The carmaker and its crosstown rival Ford Motor are counting on profit from gas-engine trucks to ease investors’ concerns as they continue to funnel cash into costly EV development. GM said it gained more than 3 points of market share in full-size pickup trucks in the quarter from rivals, which includes Ford and Stellantis.

GM has not broken out financial results for its EV business, but Jacobson stuck to previous forecasts for turning a profit. He still expects so-called variable profit, which excludes fixed costs, to be positive by the second half of 2024.

“We also continue to see sequential and year-over-year improvements in profitability as we benefit from scale, material cost and mix improvements,” Barra said.

The company’s joint venture with LG Energy Solution, called Ultium Cells, is ramping up production of battery cells at plants in Ohio and Tennessee, Barra said.

Questions about the market for battery-powered vehicles have increased as EV leader Tesla laid off more than 10% of its global staff earlier this month and slashed prices on its models across several markets.

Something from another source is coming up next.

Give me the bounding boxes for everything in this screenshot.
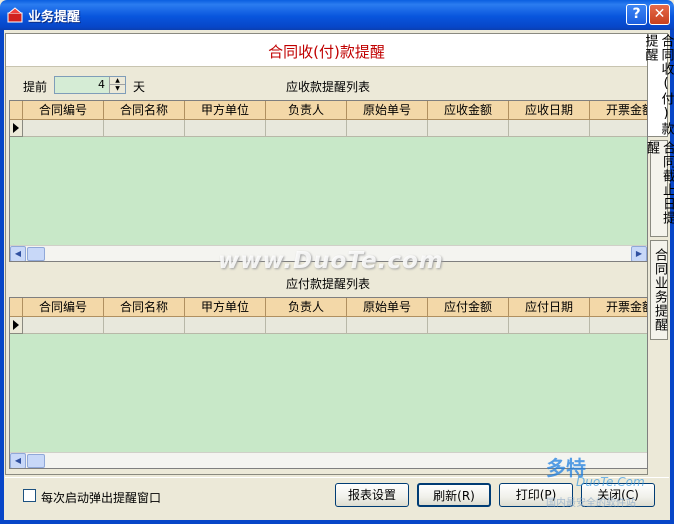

Tesla will release quarterly earnings on Tuesday, and the EV maker is expected to post its first revenue drop and lowest gross margin in nearly four years, according to LSEG data.

GM outlined last year a $10 billion stock buyback on the heels of reaching a costly new labor agreement with the United Auto Workers union. The first tranche of this was completed in the first quarter, and the company is on track to reduce its outstanding share count to under 1 billion, Barra said.